@polbanda: Napady lęku (siedzisz sobie w domu na kanapie, oglądasz jakiś serial w TV i nagle dostajesz #!$%@? takiego jakby Cie ktoś gonił z nożem), uczucie niepokoju, czasem hipochondria
@Vegonator: Ja muszę często dosyć latać, więc to prawie jakbym w domu miała :) Szczerze, to nie umiem sobie z tym sama radzić, biorę leki uspokajające i czekam, aż będę miała czas isć do lekarza o tym pogadać :) W zależności kiedy mi się uda zapisać, to albo październik albo listopad. Tobie też radzę iść do lekarza. Ja próbowałam zbagatelizować ten problem, a teraz bez dobrej tabletki to 2-godzinny lot
@tusiatko: ja byłem u lekarza, łykam leki, już różne kombinacje mi proponowali i mało pomaga.
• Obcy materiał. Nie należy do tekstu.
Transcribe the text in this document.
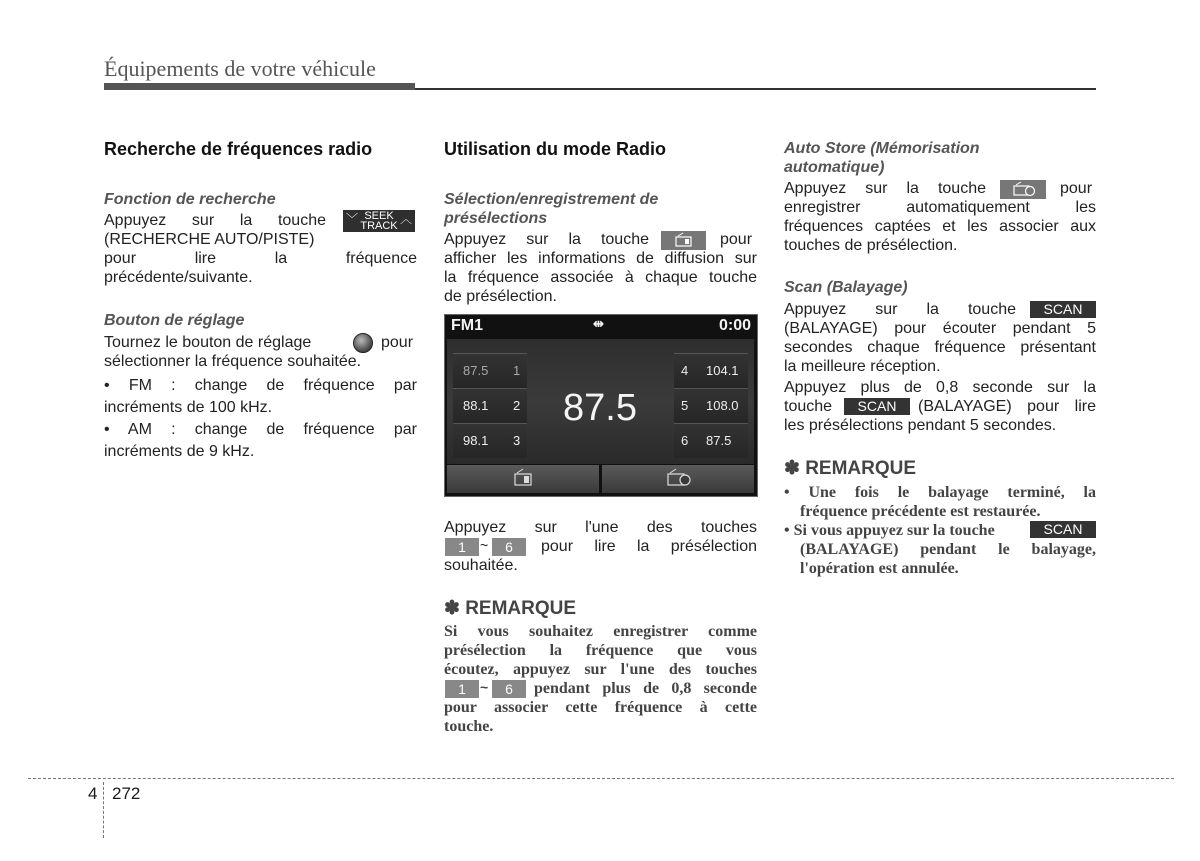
Équipements de votre véhicule
Recherche de fréquences radio
Fonction de recherche
Appuyez sur la touche ﹀ SEEK
TRACK ︿
(RECHERCHE AUTO/PISTE)
pour lire la fréquence
précédente/suivante.
Bouton de réglage
Tournez le bouton de réglage	pour
sélectionner la fréquence souhaitée.
• FM : change de fréquence par
incréments de 100 kHz.
• AM : change de fréquence par
incréments de 9 kHz.
Utilisation du mode Radio
Sélection/enregistrement de présélections
Appuyez sur la touche	pour
afficher les informations de diffusion sur
la fréquence associée à chaque touche
de présélection.
FM1	⇹	0:00
87.5 1
88.1 2
98.1 3
87.5
4 104.1
5 108.0
6 87.5
Appuyez sur l'une des touches
1	~	6	pour lire la présélection
souhaitée.
✽ REMARQUE
Si vous souhaitez enregistrer comme
présélection la fréquence que vous
écoutez, appuyez sur l'une des touches
1	~	6	pendant plus de 0,8 seconde
pour associer cette fréquence à cette
touche.
Auto Store (Mémorisation automatique)
Appuyez sur la touche	pour
enregistrer automatiquement les
fréquences captées et les associer aux
touches de présélection.
Scan (Balayage)
Appuyez sur la touche	SCAN
(BALAYAGE) pour écouter pendant 5
secondes chaque fréquence présentant
la meilleure réception.
Appuyez plus de 0,8 seconde sur la
touche	SCAN	(BALAYAGE) pour lire
les présélections pendant 5 secondes.
✽ REMARQUE
• Une fois le balayage terminé, la
fréquence précédente est restaurée.
• Si vous appuyez sur la touche	SCAN
(BALAYAGE) pendant le balayage,
l'opération est annulée.
4 272
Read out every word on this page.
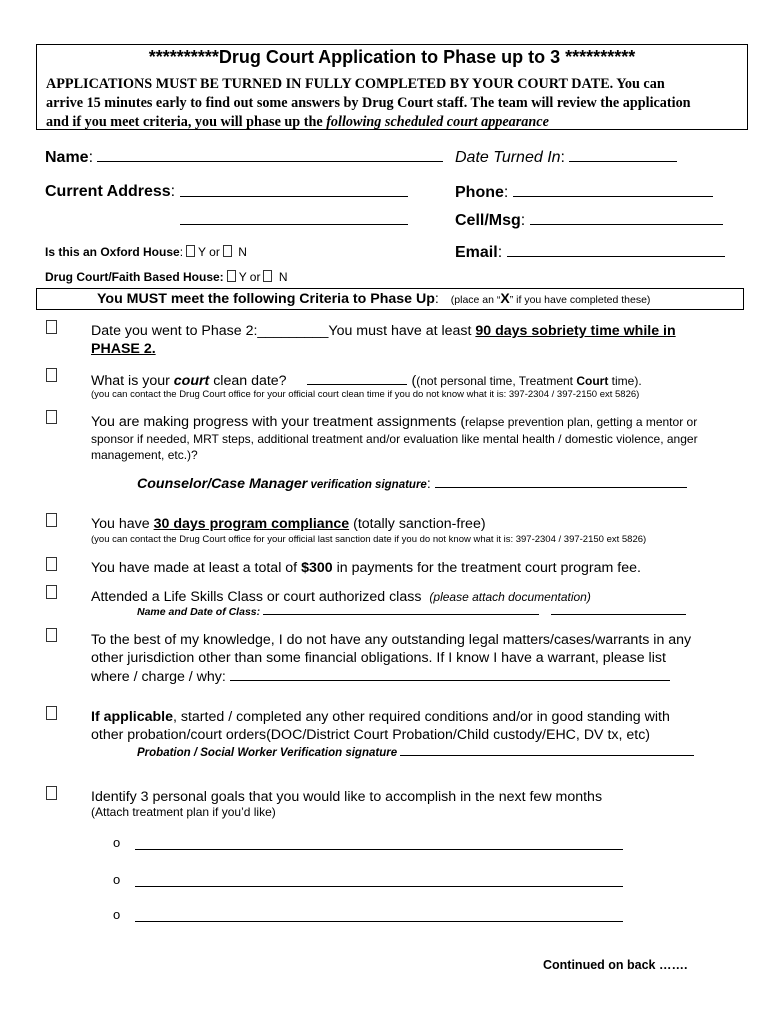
**********Drug Court Application to Phase up to 3 **********
APPLICATIONS MUST BE TURNED IN FULLY COMPLETED BY YOUR COURT DATE. You can
arrive 15 minutes early to find out some answers by Drug Court staff. The team will review the application
and if you meet criteria, you will phase up the following scheduled court appearance
Name:	Date Turned In:
Current Address:	Phone:
Cell/Msg:
Email:
Is this an Oxford House: Y or N
Drug Court/Faith Based House: Y or N
You MUST meet the following Criteria to Phase Up: (place an “X” if you have completed these)
Date you went to Phase 2:_________You must have at least 90 days sobriety time while in
PHASE 2.
What is your court clean date?	((not personal time, Treatment Court time).
(you can contact the Drug Court office for your official court clean time if you do not know what it is: 397-2304 / 397-2150 ext 5826)
You are making progress with your treatment assignments (relapse prevention plan, getting a mentor or
sponsor if needed, MRT steps, additional treatment and/or evaluation like mental health / domestic violence, anger
management, etc.)?
Counselor/Case Manager verification signature:
You have 30 days program compliance (totally sanction-free)
(you can contact the Drug Court office for your official last sanction date if you do not know what it is: 397-2304 / 397-2150 ext 5826)
You have made at least a total of $300 in payments for the treatment court program fee.
Attended a Life Skills Class or court authorized class (please attach documentation)
Name and Date of Class:
To the best of my knowledge, I do not have any outstanding legal matters/cases/warrants in any
other jurisdiction other than some financial obligations. If I know I have a warrant, please list
where / charge / why:
If applicable, started / completed any other required conditions and/or in good standing with
other probation/court orders(DOC/District Court Probation/Child custody/EHC, DV tx, etc)
Probation / Social Worker Verification signature
Identify 3 personal goals that you would like to accomplish in the next few months
(Attach treatment plan if you’d like)
o
o
o
Continued on back …….
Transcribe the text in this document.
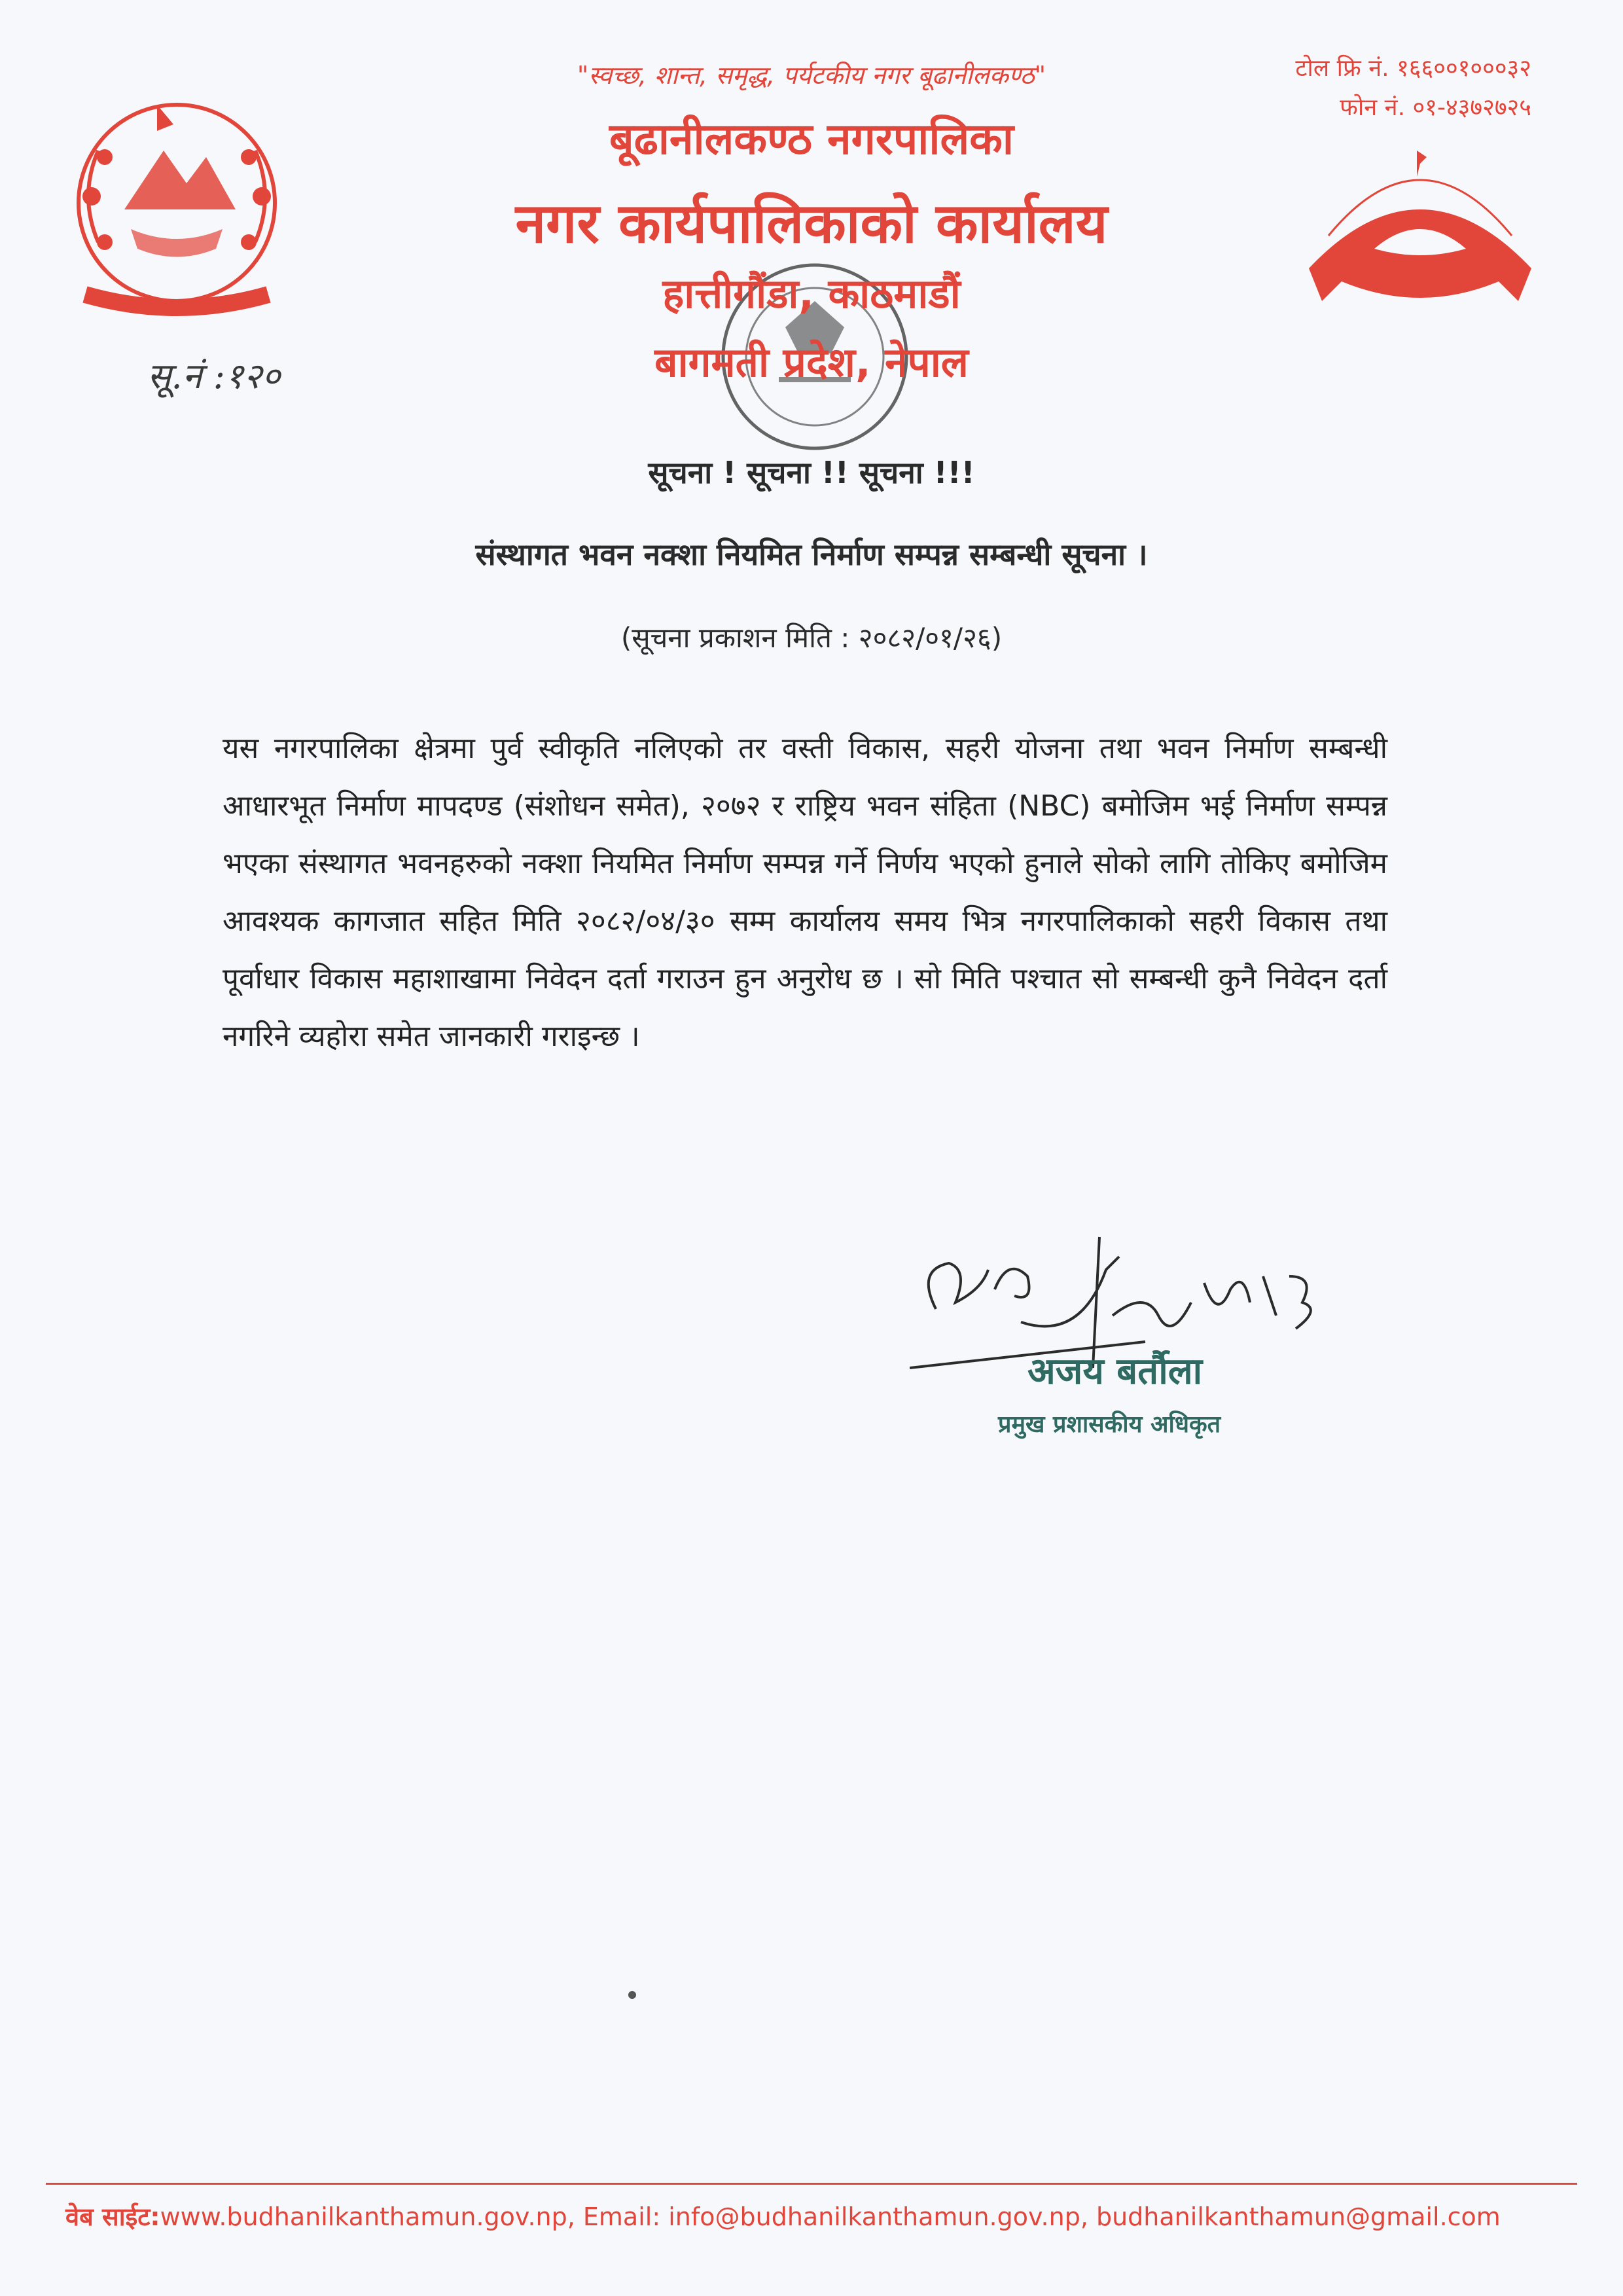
"स्वच्छ, शान्त, समृद्ध, पर्यटकीय नगर बूढानीलकण्ठ"
बूढानीलकण्ठ नगरपालिका
नगर कार्यपालिकाको कार्यालय
हात्तीगौंडा, काठमाडौं
बागमती प्रदेश, नेपाल
टोल फ्रि नं. १६६००१०००३२
फोन नं. ०१-४३७२७२५
सू.नं :१२०
सूचना ! सूचना !! सूचना !!!
संस्थागत भवन नक्शा नियमित निर्माण सम्पन्न सम्बन्धी सूचना ।
(सूचना प्रकाशन मिति : २०८२/०१/२६)
यस नगरपालिका क्षेत्रमा पुर्व स्वीकृति नलिएको तर वस्ती विकास, सहरी योजना तथा भवन निर्माण सम्बन्धी आधारभूत निर्माण मापदण्ड (संशोधन समेत), २०७२ र राष्ट्रिय भवन संहिता (NBC) बमोजिम भई निर्माण सम्पन्न भएका संस्थागत भवनहरुको नक्शा नियमित निर्माण सम्पन्न गर्ने निर्णय भएको हुनाले सोको लागि तोकिए बमोजिम आवश्यक कागजात सहित मिति २०८२/०४/३० सम्म कार्यालय समय भित्र नगरपालिकाको सहरी विकास तथा पूर्वाधार विकास महाशाखामा निवेदन दर्ता गराउन हुन अनुरोध छ । सो मिति पश्चात सो सम्बन्धी कुनै निवेदन दर्ता नगरिने व्यहोरा समेत जानकारी गराइन्छ ।
अजय बर्तौला
प्रमुख प्रशासकीय अधिकृत
वेब साईट:www.budhanilkanthamun.gov.np, Email: info@budhanilkanthamun.gov.np, budhanilkanthamun@gmail.com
Co śmieszne często mam tak że nie boje się rzeczy przed którymi inni ludzie odczuwają niepokój. Typu jakaś kolejka górska czy inna atrakcja parku rozrywki nie wywołuje u mnie prawie żadnych emocji
@Vegonator: Nie no na przykład ja też dopiero za trzecim razem dostałam takie leki, które rzeczywiście działają. Ale boerzesz tylko leki, czy stosujesz jeszcze psychoterapię? Może jednak warto? Ja chcę na taką pójść, bo nie widzę siebię na lekaxh do końca życia, tzn nie biorę ich codziennie tylko podczas lotu, ale wolałabym w ogóle nie brać. Także będę szukać innego sposobu. A Tobie lekarz tak tylko leki przepisał i koniec?
1. Ty
@polbanda: Na kacu i dzień po najgorzej, jak jestem nietrzeźwy to jest fajnie i wesoło.